When we were relieved I was surprised to find I could hardly walk. I’d had no sleep and now that all the excitement was over I felt done up. I was warned to attend an inquiry into charges of ‘sleeping on duty’ made against several of our men. An officer had been down the trench and found no one awake. I cannot say whether the inquiry was held or not. Most of these men were wounded or killed in the afternoon – but I should have been delighted to attend. From my diary I could prove that the men had only been allowed twenty-two hours’ sleep in eight days. The Captain had aroused me myself at 4 a.m. and without a rifle or hat – and you should never take your equipment off in the trenches! I stood sleeping on my feet, my head resting on my arms folded on the parapet. When he woke me I had absolutely no idea where I was!

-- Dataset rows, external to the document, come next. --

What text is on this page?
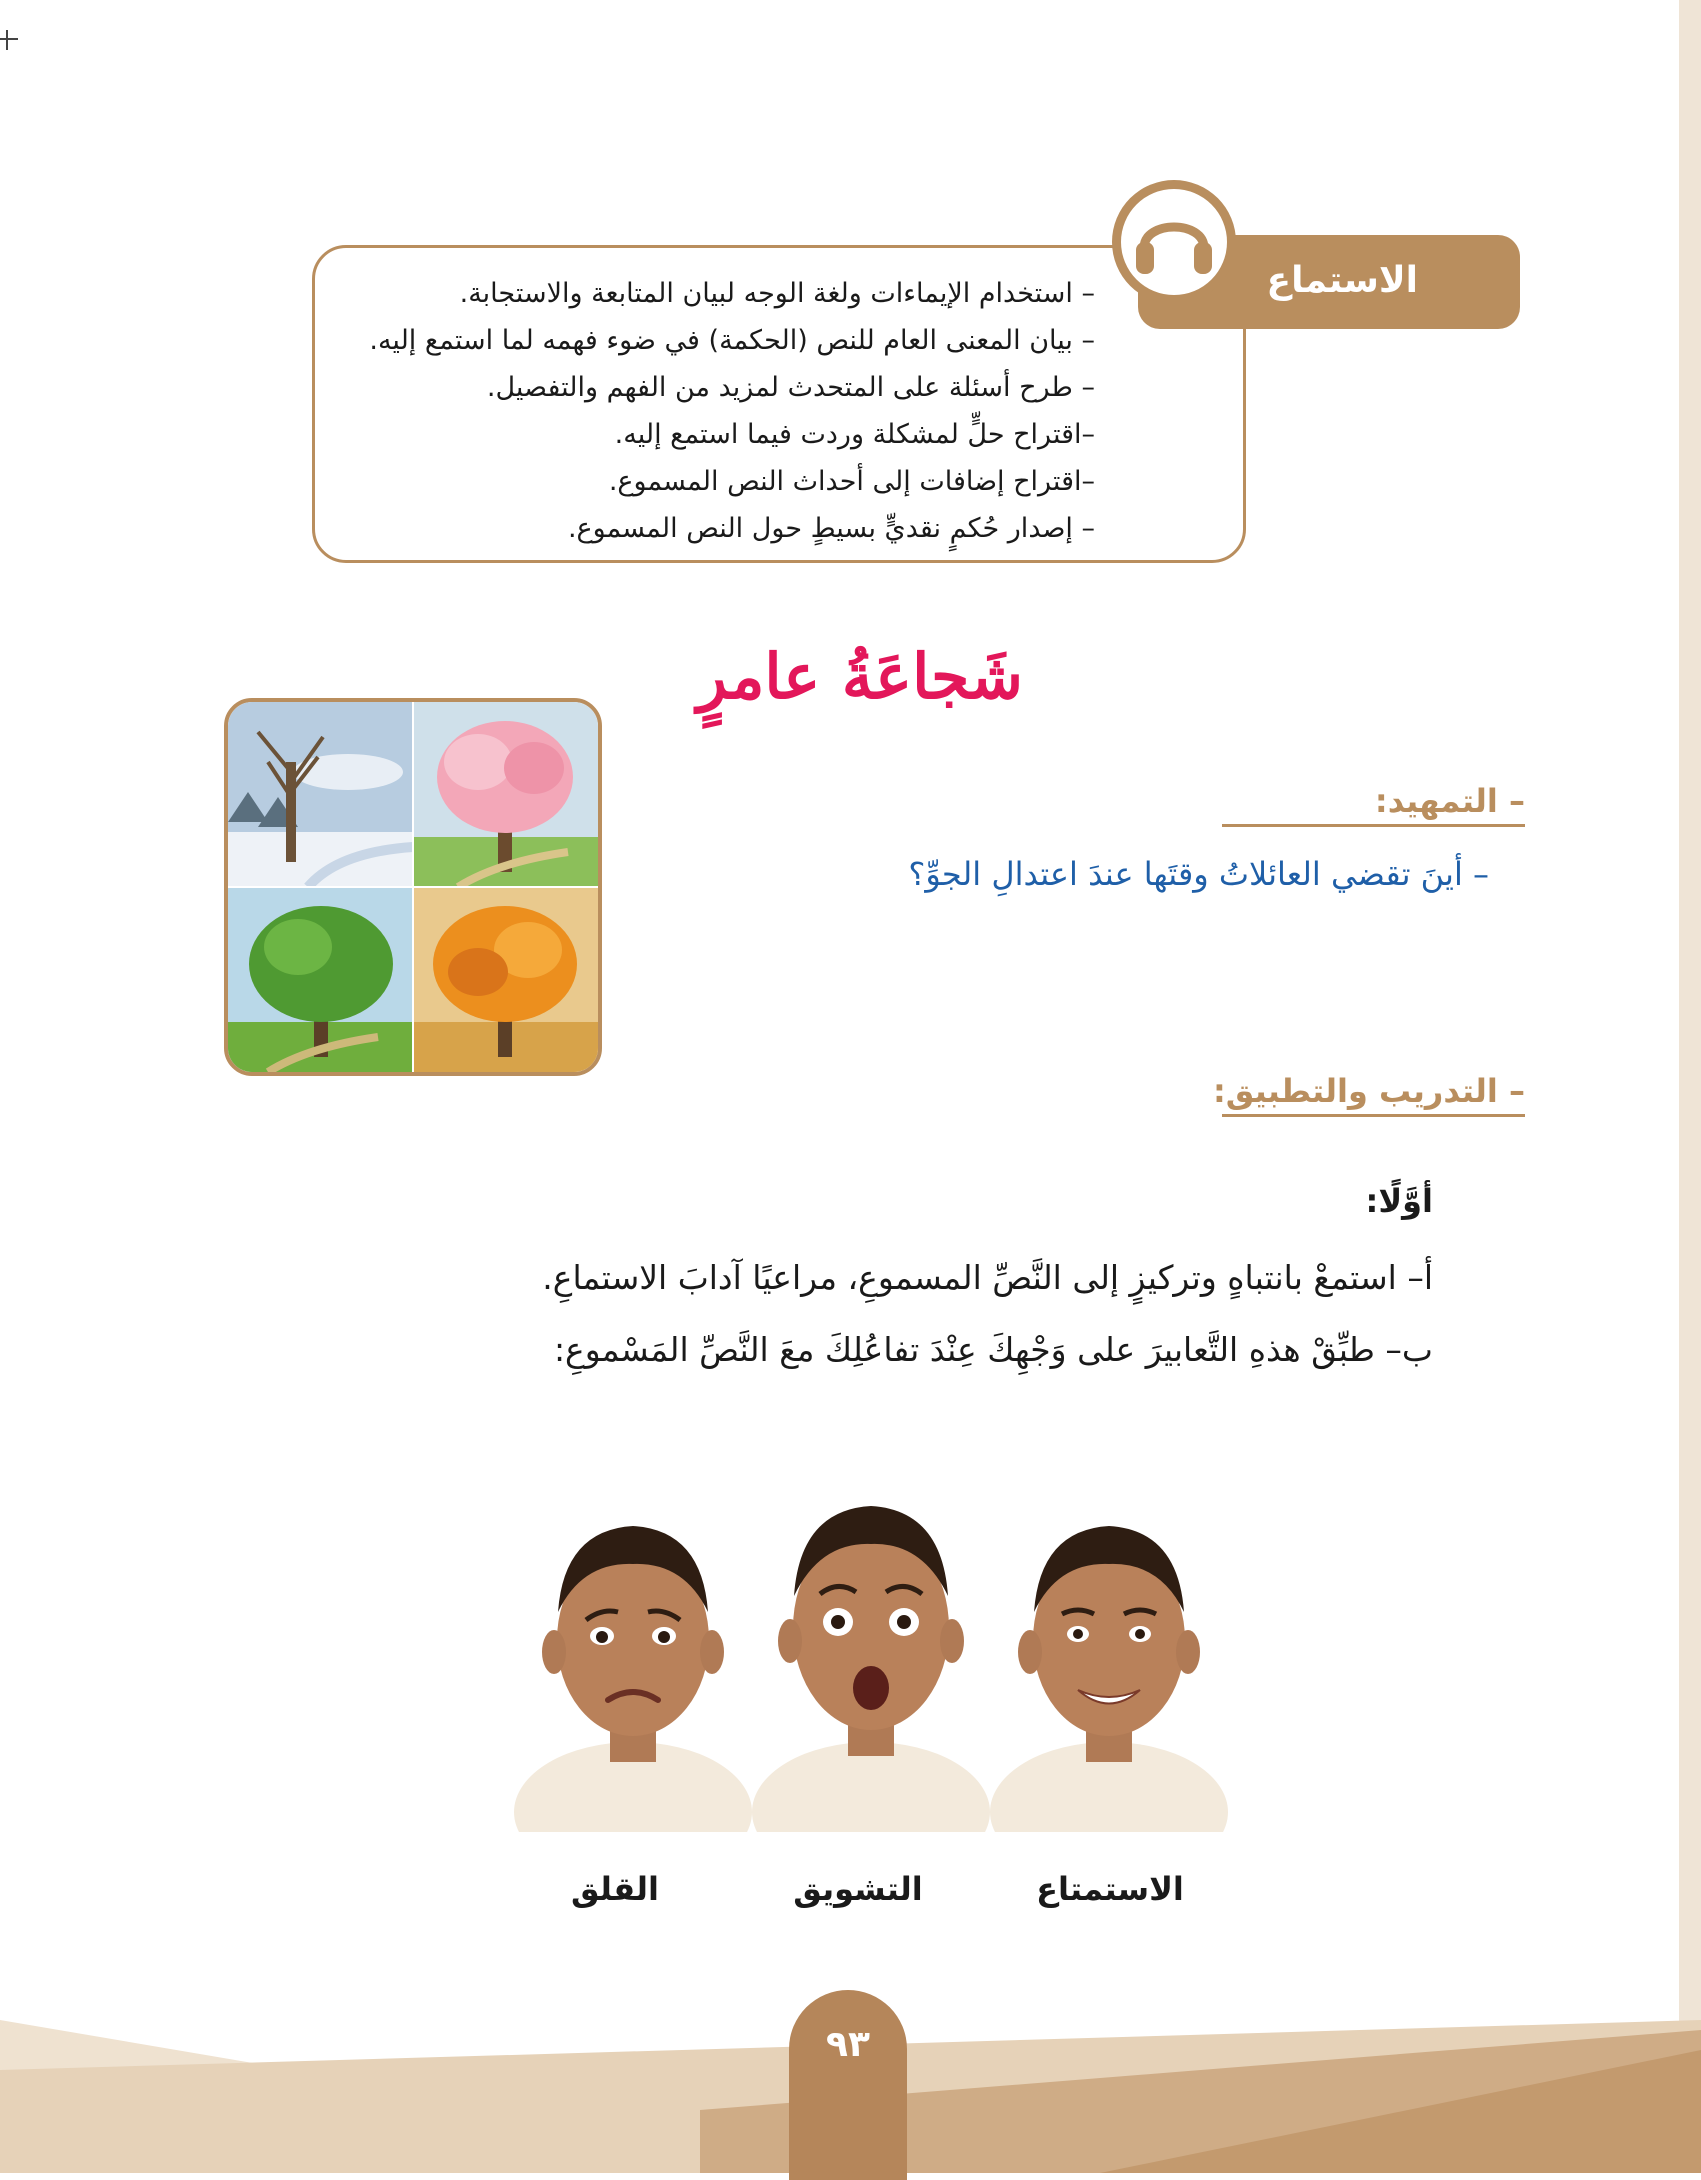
– استخدام الإيماءات ولغة الوجه لبيان المتابعة والاستجابة.
– بيان المعنى العام للنص (الحكمة) في ضوء فهمه لما استمع إليه.
– طرح أسئلة على المتحدث لمزيد من الفهم والتفصيل.
–اقتراح حلٍّ لمشكلة وردت فيما استمع إليه.
–اقتراح إضافات إلى أحداث النص المسموع.
– إصدار حُكمٍ نقديٍّ بسيطٍ حول النص المسموع.
الاستماع
شَجاعَةُ عامرٍ
– التمهيد:
– أينَ تقضي العائلاتُ وقتَها عندَ اعتدالِ الجوِّ؟
– التدريب والتطبيق:
أوَّلًا:
أ– استمعْ بانتباهٍ وتركيزٍ إلى النَّصِّ المسموعِ، مراعيًا آدابَ الاستماعِ.
ب– طبِّقْ هذهِ التَّعابيرَ على وَجْهِكَ عِنْدَ تفاعُلِكَ معَ النَّصِّ المَسْموعِ:
الاستمتاع
التشويق
القلق
٩٣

Far more work would be done in such a restricted area by dividing the men into two ‘shifts’. The ‘off-shift’ should be left severely alone to make the best of what poor sleep they can get. The ‘on-shift’ would be fresh and alert for work or fighting. As it is, the wakened men are a nuisance, and a positive danger. The nervous start banging away without inquiry, the dazed wander into the way, and the rest ask absurd questions, which is natural when people are suddenly alarmed from a sound sleep. Six cool well-rested men are worth forty startled into action!
They had stayed for almost a week in the battered line round Hooge, grimly digging in and sheltering as best they could from shell-fire that hardly stopped, for the Germans were alert and determined to thwart any ideas the British might entertain of renewing the attack. But the British Command had belatedly learned the lesson that hasty improvisation would not do and that only a well-organised and well-prepared assault could succeed in pushing the enemy out of Hooge and winning back ‘the biggest hole in Belgium’, but they had no intention of entrusting it to the inexperienced volunteers of Kitchener’s Army.